Ainsi l’éventualité d’une victoire du « poulain » de Béthio au second tour consacrerait la perpétuation de son rôle de « courtier électoral » (avec des « millions » de voix en vente) et de leader d’opinion incontournable de la scène sociopolitique auquel il a toujours prétendu. Avec même la possibilité de réclamer un jour, du fait de cette puissance accrue, pourquoi pas, le statut de leader suprême des mourides (en se substituant au khalifat traditionnel). Ambition dont tous ses discours, finement analysé, sont profondément empreints, même si, pour le moment, c’est sous des dehors pseudo-mystiques et rhétoriques. Sous cet angle, cheikh Béthio vient de donner aux vrais mourides, par son ndigeul onirique, une raison supplémentaire de sanctionner le régime sortant.

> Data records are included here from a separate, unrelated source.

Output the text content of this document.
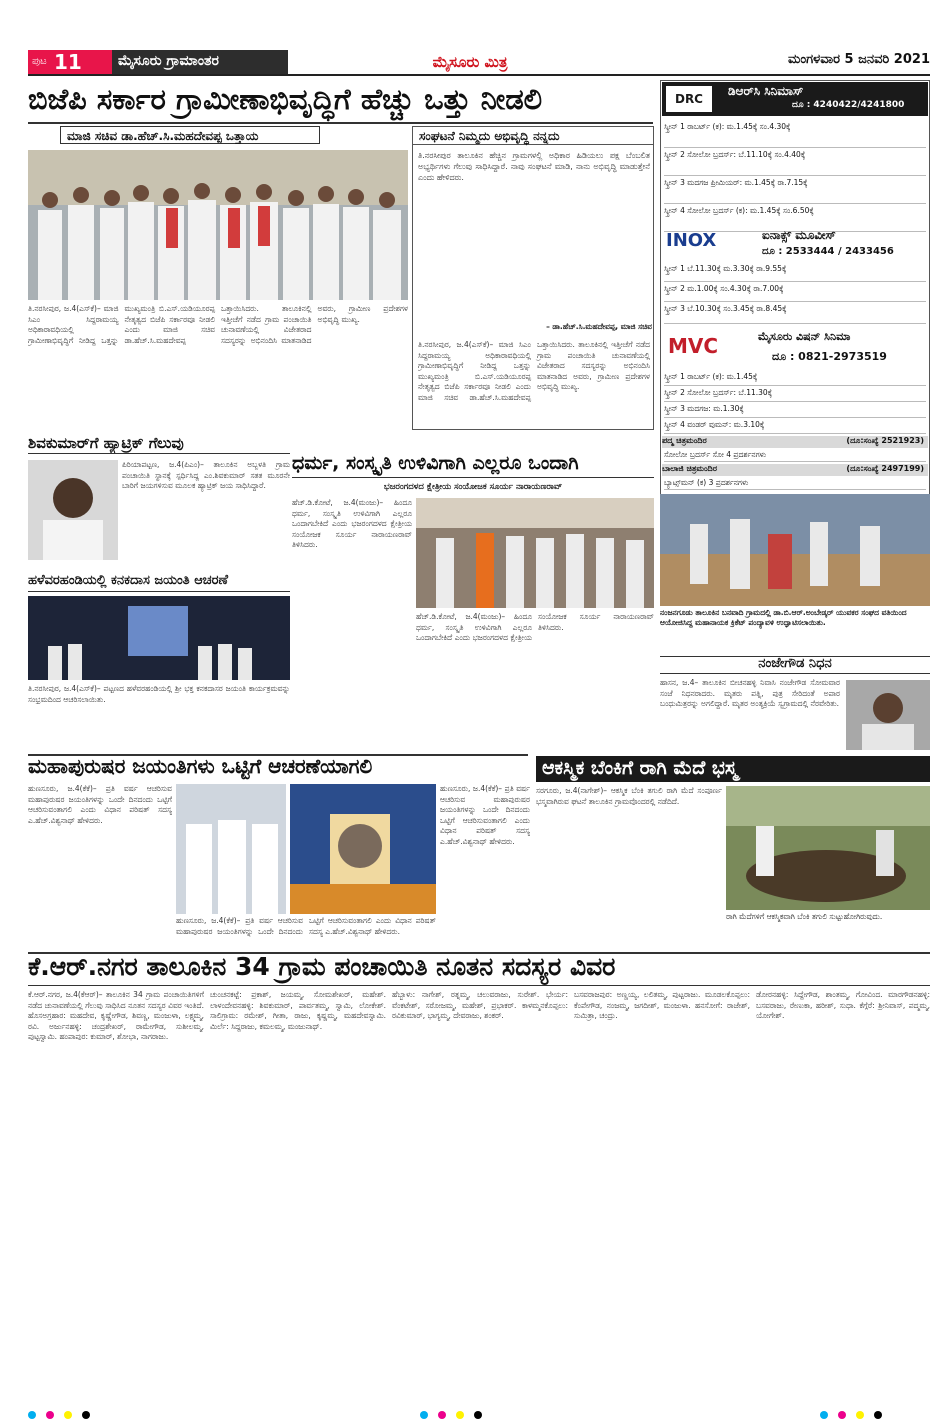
ಪುಟ 11	ಮೈಸೂರು ಗ್ರಾಮಾಂತರ	ಮೈಸೂರು ಮಿತ್ರ	ಮಂಗಳವಾರ 5 ಜನವರಿ 2021
ಬಿಜೆಪಿ ಸರ್ಕಾರ ಗ್ರಾಮೀಣಾಭಿವೃದ್ಧಿಗೆ ಹೆಚ್ಚು ಒತ್ತು ನೀಡಲಿ
ಮಾಜಿ ಸಚಿವ ಡಾ.ಹೆಚ್.ಸಿ.ಮಹದೇವಪ್ಪ ಒತ್ತಾಯ
ತಿ.ನರಸೀಪುರ, ಜ.4(ಎಸ್‌ಕೆ)– ಮಾಜಿ ಸಿಎಂ ಸಿದ್ದರಾಮಯ್ಯ ಅಧಿಕಾರಾವಧಿಯಲ್ಲಿ ಗ್ರಾಮೀಣಾಭಿವೃದ್ಧಿಗೆ ನೀಡಿದ್ದ ಒತ್ತನ್ನು ಮುಖ್ಯಮಂತ್ರಿ ಬಿ.ಎಸ್.ಯಡಿಯೂರಪ್ಪ ನೇತೃತ್ವದ ಬಿಜೆಪಿ ಸರ್ಕಾರವೂ ನೀಡಲಿ ಎಂದು ಮಾಜಿ ಸಚಿವ ಡಾ.ಹೆಚ್.ಸಿ.ಮಹದೇವಪ್ಪ ಒತ್ತಾಯಿಸಿದರು. ತಾಲೂಕಿನಲ್ಲಿ ಇತ್ತೀಚೆಗೆ ನಡೆದ ಗ್ರಾಮ ಪಂಚಾಯಿತಿ ಚುನಾವಣೆಯಲ್ಲಿ ವಿಜೇತರಾದ ಸದಸ್ಯರನ್ನು ಅಭಿನಂದಿಸಿ ಮಾತನಾಡಿದ ಅವರು, ಗ್ರಾಮೀಣ ಪ್ರದೇಶಗಳ ಅಭಿವೃದ್ಧಿ ಮುಖ್ಯ.
ಸಂಘಟನೆ ನಿಮ್ಮದು ಅಭಿವೃದ್ಧಿ ನನ್ನದು
ತಿ.ನರಸೀಪುರ ತಾಲೂಕಿನ ಹೆಚ್ಚಿನ ಗ್ರಾಮಗಳಲ್ಲಿ ಅಧಿಕಾರ ಹಿಡಿಯಲು ಪಕ್ಷ ಬೆಂಬಲಿತ ಅಭ್ಯರ್ಥಿಗಳು ಗೆಲುವು ಸಾಧಿಸಿದ್ದಾರೆ. ನಾವು ಸಂಘಟನೆ ಮಾಡಿ, ನಾನು ಅಭಿವೃದ್ಧಿ ಮಾಡುತ್ತೇನೆ ಎಂದು ಹೇಳಿದರು.
– ಡಾ.ಹೆಚ್.ಸಿ.ಮಹದೇವಪ್ಪ, ಮಾಜಿ ಸಚಿವ
ತಿ.ನರಸೀಪುರ, ಜ.4(ಎಸ್‌ಕೆ)– ಮಾಜಿ ಸಿಎಂ ಸಿದ್ದರಾಮಯ್ಯ ಅಧಿಕಾರಾವಧಿಯಲ್ಲಿ ಗ್ರಾಮೀಣಾಭಿವೃದ್ಧಿಗೆ ನೀಡಿದ್ದ ಒತ್ತನ್ನು ಮುಖ್ಯಮಂತ್ರಿ ಬಿ.ಎಸ್.ಯಡಿಯೂರಪ್ಪ ನೇತೃತ್ವದ ಬಿಜೆಪಿ ಸರ್ಕಾರವೂ ನೀಡಲಿ ಎಂದು ಮಾಜಿ ಸಚಿವ ಡಾ.ಹೆಚ್.ಸಿ.ಮಹದೇವಪ್ಪ ಒತ್ತಾಯಿಸಿದರು. ತಾಲೂಕಿನಲ್ಲಿ ಇತ್ತೀಚೆಗೆ ನಡೆದ ಗ್ರಾಮ ಪಂಚಾಯಿತಿ ಚುನಾವಣೆಯಲ್ಲಿ ವಿಜೇತರಾದ ಸದಸ್ಯರನ್ನು ಅಭಿನಂದಿಸಿ ಮಾತನಾಡಿದ ಅವರು, ಗ್ರಾಮೀಣ ಪ್ರದೇಶಗಳ ಅಭಿವೃದ್ಧಿ ಮುಖ್ಯ.
ಶಿವಕುಮಾರ್‌ಗೆ ಹ್ಯಾಟ್ರಿಕ್ ಗೆಲುವು
ಪಿರಿಯಾಪಟ್ಟಣ, ಜ.4(ಪಿಎಂ)– ತಾಲೂಕಿನ ಅಬ್ಬಳತಿ ಗ್ರಾಮ ಪಂಚಾಯಿತಿ ಸ್ಥಾನಕ್ಕೆ ಸ್ಪರ್ಧಿಸಿದ್ದ ಎಂ.ಶಿವಕುಮಾರ್ ಸತತ ಮೂರನೇ ಬಾರಿಗೆ ಜಯಗಳಿಸುವ ಮೂಲಕ ಹ್ಯಾಟ್ರಿಕ್ ಜಯ ಸಾಧಿಸಿದ್ದಾರೆ.
ಹಳೆವರಹಂಡಿಯಲ್ಲಿ ಕನಕದಾಸ ಜಯಂತಿ ಆಚರಣೆ
ತಿ.ನರಸೀಪುರ, ಜ.4(ಎಸ್‌ಕೆ)– ಪಟ್ಟಣದ ಹಳೆವರಹಂಡಿಯಲ್ಲಿ ಶ್ರೀ ಭಕ್ತ ಕನಕದಾಸರ ಜಯಂತಿ ಕಾರ್ಯಕ್ರಮವನ್ನು ಸಂಭ್ರಮದಿಂದ ಆಚರಿಸಲಾಯಿತು.
ಧರ್ಮ, ಸಂಸ್ಕೃತಿ ಉಳಿವಿಗಾಗಿ ಎಲ್ಲರೂ ಒಂದಾಗಿ
ಭಜರಂಗದಳದ ಕ್ಷೇತ್ರೀಯ ಸಂಯೋಜಕ ಸೂರ್ಯ ನಾರಾಯಣರಾವ್
ಹೆಚ್.ಡಿ.ಕೋಟೆ, ಜ.4(ಮಂಜು)– ಹಿಂದೂ ಧರ್ಮ, ಸಂಸ್ಕೃತಿ ಉಳಿವಿಗಾಗಿ ಎಲ್ಲರೂ ಒಂದಾಗಬೇಕಿದೆ ಎಂದು ಭಜರಂಗದಳದ ಕ್ಷೇತ್ರೀಯ ಸಂಯೋಜಕ ಸೂರ್ಯ ನಾರಾಯಣರಾವ್ ತಿಳಿಸಿದರು.
ಹೆಚ್.ಡಿ.ಕೋಟೆ, ಜ.4(ಮಂಜು)– ಹಿಂದೂ ಧರ್ಮ, ಸಂಸ್ಕೃತಿ ಉಳಿವಿಗಾಗಿ ಎಲ್ಲರೂ ಒಂದಾಗಬೇಕಿದೆ ಎಂದು ಭಜರಂಗದಳದ ಕ್ಷೇತ್ರೀಯ ಸಂಯೋಜಕ ಸೂರ್ಯ ನಾರಾಯಣರಾವ್ ತಿಳಿಸಿದರು.
DRC
ಡಿಆರ್‌ಸಿ ಸಿನಿಮಾಸ್
ದೂ : 4240422/4241800
ಸ್ಕ್ರೀನ್ 1 ರಾಬರ್ಟ್ (ಕ): ಮ.1.45ಕ್ಕೆ ಸಂ.4.30ಕ್ಕೆ
ಸ್ಕ್ರೀನ್ 2 ಸೋಲೋ ಬ್ರದರ್ಸ್: ಬೆ.11.10ಕ್ಕೆ ಸಂ.4.40ಕ್ಕೆ
ಸ್ಕ್ರೀನ್ 3 ಮದಗಜ ಪ್ರೀಮಿಯರ್: ಮ.1.45ಕ್ಕೆ ರಾ.7.15ಕ್ಕೆ
ಸ್ಕ್ರೀನ್ 4 ಸೋಲೋ ಬ್ರದರ್ಸ್ (ಕ): ಮ.1.45ಕ್ಕೆ ಸಂ.6.50ಕ್ಕೆ
INOX	ಐನಾಕ್ಸ್ ಮೂವೀಸ್
ದೂ : 2533444 / 2433456
ಸ್ಕ್ರೀನ್ 1 ಬೆ.11.30ಕ್ಕೆ ಮ.3.30ಕ್ಕೆ ರಾ.9.55ಕ್ಕೆ
ಸ್ಕ್ರೀನ್ 2 ಮ.1.00ಕ್ಕೆ ಸಂ.4.30ಕ್ಕೆ ರಾ.7.00ಕ್ಕೆ
ಸ್ಕ್ರೀನ್ 3 ಬೆ.10.30ಕ್ಕೆ ಸಂ.3.45ಕ್ಕೆ ರಾ.8.45ಕ್ಕೆ
MVC	ಮೈಸೂರು ವಿಷನ್ ಸಿನಿಮಾ
ದೂ : 0821-2973519
ಸ್ಕ್ರೀನ್ 1 ರಾಬರ್ಟ್ (ಕ): ಮ.1.45ಕ್ಕೆ
ಸ್ಕ್ರೀನ್ 2 ಸೋಲೋ ಬ್ರದರ್ಸ್: ಬೆ.11.30ಕ್ಕೆ
ಸ್ಕ್ರೀನ್ 3 ಮದಗಜ: ಮ.1.30ಕ್ಕೆ
ಸ್ಕ್ರೀನ್ 4 ವಂಡರ್ ವುಮನ್: ಮ.3.10ಕ್ಕೆ
ಪದ್ಮ ಚಿತ್ರಮಂದಿರ	(ದೂ:ಸಂಖ್ಯೆ 2521923)
ಸೋಲೋ ಬ್ರದರ್ಸ್ ಸೋ 4 ಪ್ರದರ್ಶನಗಳು
ಬಾಲಾಜಿ ಚಿತ್ರಮಂದಿರ	(ದೂ:ಸಂಖ್ಯೆ 2497199)
ಬ್ಯಾಟ್ಸ್‌ಮನ್ (ಕ) 3 ಪ್ರದರ್ಶನಗಳು
ನಂಜನಗೂಡು ತಾಲೂಕಿನ ಬನವಾದಿ ಗ್ರಾಮದಲ್ಲಿ ಡಾ.ಬಿ.ಆರ್.ಅಂಬೇಡ್ಕರ್ ಯುವಕರ ಸಂಘದ ವತಿಯಿಂದ ಆಯೋಜಿಸಿದ್ದ ಮಹಾನಾಯಕ ಕ್ರಿಕೆಟ್ ಪಂದ್ಯಾವಳಿ ಉದ್ಘಾಟಿಸಲಾಯಿತು.
ನಂಜೇಗೌಡ ನಿಧನ
ಹಾಸನ, ಜ.4– ತಾಲೂಕಿನ ಬೀಚನಹಳ್ಳಿ ನಿವಾಸಿ ನಂಜೇಗೌಡ ಸೋಮವಾರ ಸಂಜೆ ನಿಧನರಾದರು. ಮೃತರು ಪತ್ನಿ, ಪುತ್ರ ಸೇರಿದಂತೆ ಅಪಾರ ಬಂಧುಮಿತ್ರರನ್ನು ಅಗಲಿದ್ದಾರೆ. ಮೃತರ ಅಂತ್ಯಕ್ರಿಯೆ ಸ್ವಗ್ರಾಮದಲ್ಲಿ ನೆರವೇರಿತು.
ಮಹಾಪುರುಷರ ಜಯಂತಿಗಳು ಒಟ್ಟಿಗೆ ಆಚರಣೆಯಾಗಲಿ
ಹುಣಸೂರು, ಜ.4(ಕೆಕೆ)– ಪ್ರತಿ ವರ್ಷ ಆಚರಿಸುವ ಮಹಾಪುರುಷರ ಜಯಂತಿಗಳನ್ನು ಒಂದೇ ದಿನದಂದು ಒಟ್ಟಿಗೆ ಆಚರಿಸುವಂತಾಗಲಿ ಎಂದು ವಿಧಾನ ಪರಿಷತ್ ಸದಸ್ಯ ಎ.ಹೆಚ್.ವಿಶ್ವನಾಥ್ ಹೇಳಿದರು.
ಹುಣಸೂರು, ಜ.4(ಕೆಕೆ)– ಪ್ರತಿ ವರ್ಷ ಆಚರಿಸುವ ಮಹಾಪುರುಷರ ಜಯಂತಿಗಳನ್ನು ಒಂದೇ ದಿನದಂದು ಒಟ್ಟಿಗೆ ಆಚರಿಸುವಂತಾಗಲಿ ಎಂದು ವಿಧಾನ ಪರಿಷತ್ ಸದಸ್ಯ ಎ.ಹೆಚ್.ವಿಶ್ವನಾಥ್ ಹೇಳಿದರು.
ಹುಣಸೂರು, ಜ.4(ಕೆಕೆ)– ಪ್ರತಿ ವರ್ಷ ಆಚರಿಸುವ ಮಹಾಪುರುಷರ ಜಯಂತಿಗಳನ್ನು ಒಂದೇ ದಿನದಂದು ಒಟ್ಟಿಗೆ ಆಚರಿಸುವಂತಾಗಲಿ ಎಂದು ವಿಧಾನ ಪರಿಷತ್ ಸದಸ್ಯ ಎ.ಹೆಚ್.ವಿಶ್ವನಾಥ್ ಹೇಳಿದರು.
ಆಕಸ್ಮಿಕ ಬೆಂಕಿಗೆ ರಾಗಿ ಮೆದೆ ಭಸ್ಮ
ಸರಗೂರು, ಜ.4(ನಾಗೇಶ್)– ಆಕಸ್ಮಿಕ ಬೆಂಕಿ ತಗುಲಿ ರಾಗಿ ಮೆದೆ ಸಂಪೂರ್ಣ ಭಸ್ಮವಾಗಿರುವ ಘಟನೆ ತಾಲೂಕಿನ ಗ್ರಾಮವೊಂದರಲ್ಲಿ ನಡೆದಿದೆ.
ರಾಗಿ ಮೆದೆಗಳಿಗೆ ಆಕಸ್ಮಿಕವಾಗಿ ಬೆಂಕಿ ತಗುಲಿ ಸುಟ್ಟುಹೋಗಿರುವುದು.
ಕೆ.ಆರ್.ನಗರ ತಾಲೂಕಿನ 34 ಗ್ರಾಮ ಪಂಚಾಯಿತಿ ನೂತನ ಸದಸ್ಯರ ವಿವರ
ಕೆ.ಆರ್.ನಗರ, ಜ.4(ಕೆಆರ್)– ತಾಲೂಕಿನ 34 ಗ್ರಾಮ ಪಂಚಾಯಿತಿಗಳಿಗೆ ನಡೆದ ಚುನಾವಣೆಯಲ್ಲಿ ಗೆಲುವು ಸಾಧಿಸಿದ ನೂತನ ಸದಸ್ಯರ ವಿವರ ಇಂತಿದೆ. ಹೊಸಅಗ್ರಹಾರ: ಮಹದೇವ, ಕೃಷ್ಣೇಗೌಡ, ಶಿವಣ್ಣ, ಮಂಜುಳಾ, ಲಕ್ಷ್ಮಮ್ಮ, ರವಿ. ಅರ್ಜುನಹಳ್ಳಿ: ಚಂದ್ರಶೇಖರ್, ರಾಮೇಗೌಡ, ಸುಶೀಲಮ್ಮ, ಪುಟ್ಟಸ್ವಾಮಿ. ಹಂಪಾಪುರ: ಕುಮಾರ್, ಶೋಭಾ, ನಾಗರಾಜು.
ಚುಂಚನಕಟ್ಟೆ: ಪ್ರಕಾಶ್, ಜಯಮ್ಮ, ಸೋಮಶೇಖರ್, ಮಹೇಶ್. ಲಾಳಂದೇವನಹಳ್ಳಿ: ಶಿವಕುಮಾರ್, ಪಾರ್ವತಮ್ಮ, ಸ್ವಾಮಿ, ಲೋಕೇಶ್. ಸಾಲಿಗ್ರಾಮ: ರಮೇಶ್, ಗೀತಾ, ರಾಜು, ಕೃಷ್ಣಮ್ಮ, ಮಹದೇವಸ್ವಾಮಿ. ಮಿರ್ಲೆ: ಸಿದ್ದರಾಜು, ಕಮಲಮ್ಮ, ಮಂಜುನಾಥ್.
ಹೆಬ್ಬಾಳು: ನಾಗೇಶ್, ರತ್ನಮ್ಮ, ಚಲುವರಾಜು, ಸುರೇಶ್. ಭೇರ್ಯ: ವೆಂಕಟೇಶ್, ಸರೋಜಮ್ಮ, ಮಹೇಶ್, ಪ್ರಭಾಕರ್. ಕಾಳಮ್ಮನಕೊಪ್ಪಲು: ರವಿಕುಮಾರ್, ಭಾಗ್ಯಮ್ಮ, ದೇವರಾಜು, ಶಂಕರ್.
ಬಸವರಾಜಪುರ: ಅಣ್ಣಯ್ಯ, ಲಲಿತಮ್ಮ, ಪುಟ್ಟರಾಜು. ಮೂಡಲಕೊಪ್ಪಲು: ಕೆಂಪೇಗೌಡ, ನಂಜಮ್ಮ, ಜಗದೀಶ್, ಮಂಜುಳಾ. ಹನಸೋಗೆ: ರಾಜೇಶ್, ಸುಮಿತ್ರಾ, ಚಂದ್ರು.
ಡೋರನಹಳ್ಳಿ: ಸಿದ್ದೇಗೌಡ, ಶಾಂತಮ್ಮ, ಗೋವಿಂದ. ಮಾರಗೌಡನಹಳ್ಳಿ: ಬಸವರಾಜು, ರೇಣುಕಾ, ಹರೀಶ್, ಸುಧಾ. ಕೆಗ್ಗೆರೆ: ಶ್ರೀನಿವಾಸ್, ಪದ್ಮಮ್ಮ, ಯೋಗೇಶ್.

Car en votant contre Wade au second tour, nous ne voterons plus simplement pour donner un nouveau élan et un nouveau souffle au peuple sénégalais. Mais nous aurons également l’occasion de sanctionner un usurpateur dont l’ambition cachée est de déstabiliser et de dénaturer le véritable mouridisme.
Désormais, voter contre Wade et son système revient à voter contre Béthio et tous les autres gourous complices qui aspirent tenir les mourides en otage. C’est aussi simple que ça.